Locals open up ambitious project in Oceanside

By Troy Johnson

I won’t say all people in Oceanside just stole something. But they sure drive like it. Every time I’m in this beach town, the northernmost coastal port in San Diego, I’m nearly Froggered by someone driving 185 in a 25 zone. It’s pedestrian friendly only if you’re a very nimble pedestrian.

Oside is one of the last beach burghs where gentrification hasn’t washed out the funk. It’s almost affordable here. There are great signs of progress and abandoned signs of regress. Part creative entrepreneurship, part high-noon whistling and tumbleweeds.

There’s the Wyndham Hotel with the nice, upscale date restaurant, 333 Pacific. There’s a handful of “hotels” that look like Charles Bukowski poems—places where nerves are recreationally frayed and peril is the normative state. “You can tell when the good drugs are making the rounds,” a local tells me. “People on the streets get really animated. Cops will be going in and out of the hotels.”

Oceanside is home to surf pros, skaters, punks, military, and people with many, many tattoos. I’m sure teachers, bankers and conservatives live here, too. But they’re much less noticeable. Oceanside is rough around the edges, and the near-middle, and the middle.

In other words, it’s easy to love and fear.

The food scene has been on the rise ever since a vet of Market in Del Mar brought four-star skills and Austin-style funk to the neighborhood with The Flying Pig. Now OSide has Harney Sushi, 333 Pacific, Bagby Beer Co., Wrench & Rodent (the artfully, disgustingly named sushi restaurant that is loved with a vengeance), and a handful of newer places.

Masters Kitchen and Cocktail is one of those. Owner Ryan Jubela has lived here for nearly 20 years. His folks own the building. They had a huge, empty space—a former auto shop shaped like an airplane hangar. Jubela had gone to culinary school, spent time as the assistant baker at The Cravory, the local cookie company success story. They decided to build Oceanside a big restaurant with the help of Jubela’s brother, an architect who also helped design San Diego’s new container park, The Quartyard.

It’s a pretty great space. Beautiful reclaimed wood. Huge ceilings. Nice ironwork. Skylights. A plant wall and a huge patio. Massive. Ambitious.

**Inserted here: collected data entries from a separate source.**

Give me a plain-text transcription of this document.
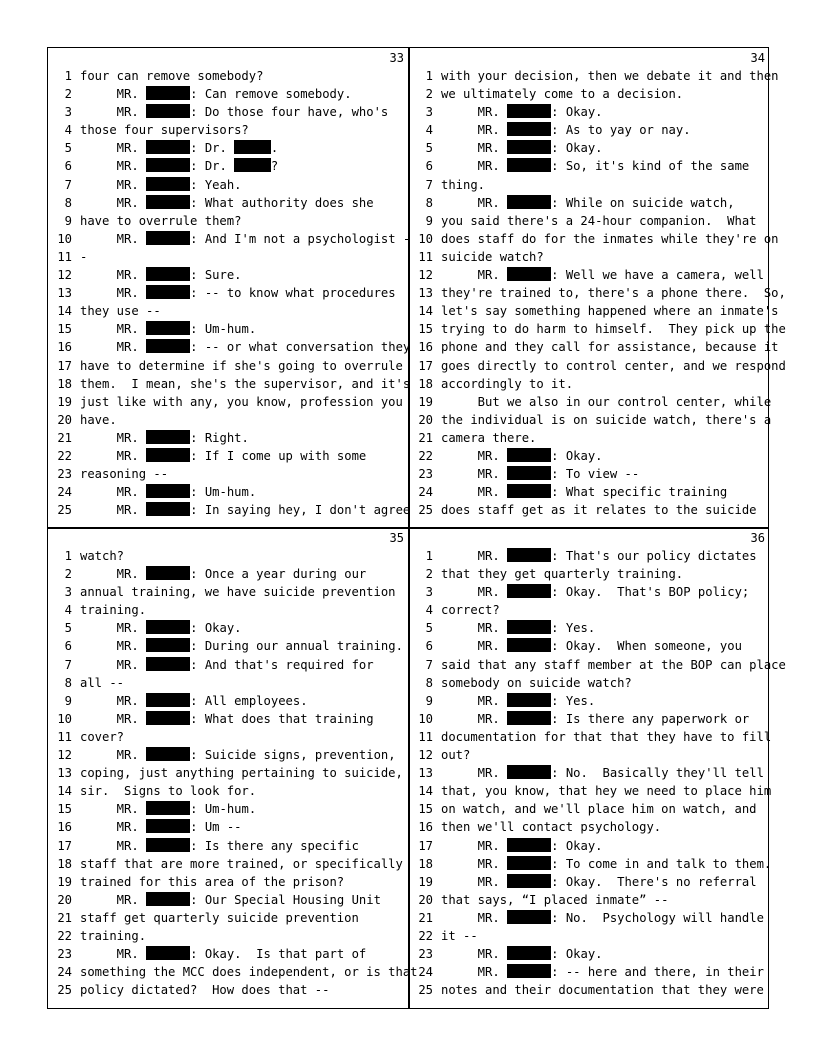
33
1 four can remove somebody?
2 MR.	: Can remove somebody.
3 MR.	: Do those four have, who's
4 those four supervisors?
5 MR.	: Dr.	.
6 MR.	: Dr.	?
7 MR.	: Yeah.
8 MR.	: What authority does she
9 have to overrule them?
10 MR.	: And I'm not a psychologist -
11 -
12 MR.	: Sure.
13 MR.	: -- to know what procedures
14 they use --
15 MR.	: Um-hum.
16 MR.	: -- or what conversation they
17 have to determine if she's going to overrule
18 them.  I mean, she's the supervisor, and it's
19 just like with any, you know, profession you
20 have.
21 MR.	: Right.
22 MR.	: If I come up with some
23 reasoning --
24 MR.	: Um-hum.
25 MR.	: In saying hey, I don't agree
34
1 with your decision, then we debate it and then
2 we ultimately come to a decision.
3 MR.	: Okay.
4 MR.	: As to yay or nay.
5 MR.	: Okay.
6 MR.	: So, it's kind of the same
7 thing.
8 MR.	: While on suicide watch,
9 you said there's a 24-hour companion.  What
10 does staff do for the inmates while they're on
11 suicide watch?
12 MR.	: Well we have a camera, well
13 they're trained to, there's a phone there.  So,
14 let's say something happened where an inmate's
15 trying to do harm to himself.  They pick up the
16 phone and they call for assistance, because it
17 goes directly to control center, and we respond
18 accordingly to it.
19 But we also in our control center, while
20 the individual is on suicide watch, there's a
21 camera there.
22 MR.	: Okay.
23 MR.	: To view --
24 MR.	: What specific training
25 does staff get as it relates to the suicide
35
1 watch?
2 MR.	: Once a year during our
3 annual training, we have suicide prevention
4 training.
5 MR.	: Okay.
6 MR.	: During our annual training.
7 MR.	: And that's required for
8 all --
9 MR.	: All employees.
10 MR.	: What does that training
11 cover?
12 MR.	: Suicide signs, prevention,
13 coping, just anything pertaining to suicide,
14 sir.  Signs to look for.
15 MR.	: Um-hum.
16 MR.	: Um --
17 MR.	: Is there any specific
18 staff that are more trained, or specifically
19 trained for this area of the prison?
20 MR.	: Our Special Housing Unit
21 staff get quarterly suicide prevention
22 training.
23 MR.	: Okay.  Is that part of
24 something the MCC does independent, or is that
25 policy dictated?  How does that --
36
1 MR.	: That's our policy dictates
2 that they get quarterly training.
3 MR.	: Okay.  That's BOP policy;
4 correct?
5 MR.	: Yes.
6 MR.	: Okay.  When someone, you
7 said that any staff member at the BOP can place
8 somebody on suicide watch?
9 MR.	: Yes.
10 MR.	: Is there any paperwork or
11 documentation for that that they have to fill
12 out?
13 MR.	: No.  Basically they'll tell
14 that, you know, that hey we need to place him
15 on watch, and we'll place him on watch, and
16 then we'll contact psychology.
17 MR.	: Okay.
18 MR.	: To come in and talk to them.
19 MR.	: Okay.  There's no referral
20 that says, “I placed inmate” --
21 MR.	: No.  Psychology will handle
22 it --
23 MR.	: Okay.
24 MR.	: -- here and there, in their
25 notes and their documentation that they were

The chef is Christopher Gallo. Gallo spent three and a half years under Jeff Jackson at A.R. Valentien, then three and a half at Mister A’s. He handles good ingredients simply, and well. His duck confit mac ‘n’ cheese is based on a classic mirepoix (carrots-onions-celery). The duck is beautifully cooked and the brioche breadcrumbs crispy, buttery, libidinous. His housemade pierogi, too, with a potato filling and paprika sour cream. Over-worked peirogis become bricks of starch. His is perfect, the dough browned to the nice, brown-orange hue of Richard Hamilton’s skin.

Masters is priced on the higher end ($21-$29 for entrees), which is a stretch for Oceanside. But the last thing Oceanside needs is another dive bar. Jubela and Gallo are trying to give their neighborhood something it doesn’t already have (which is why they’re focusing on craft cocktails, not craft beer).

It works on weekends, when the bar is packed for cocktails like the Hot Brazilian Monk, with green tea-infused Cachaca, green chartreuse, Benedictine, lemongrass syrup, jalapeño and lime juice. But lunch doesn’t work yet. Come summer and tourist party season, it will work. People will jam this patio. Hopefully locals will warm to Masters, since Gallo can cook, this place looks great, and locals with ambition for their own neighborhood are easy to root for.

I’m parked on the street. I’m nearly killed.

Peirogis at Masters Kitchen & Cocktails.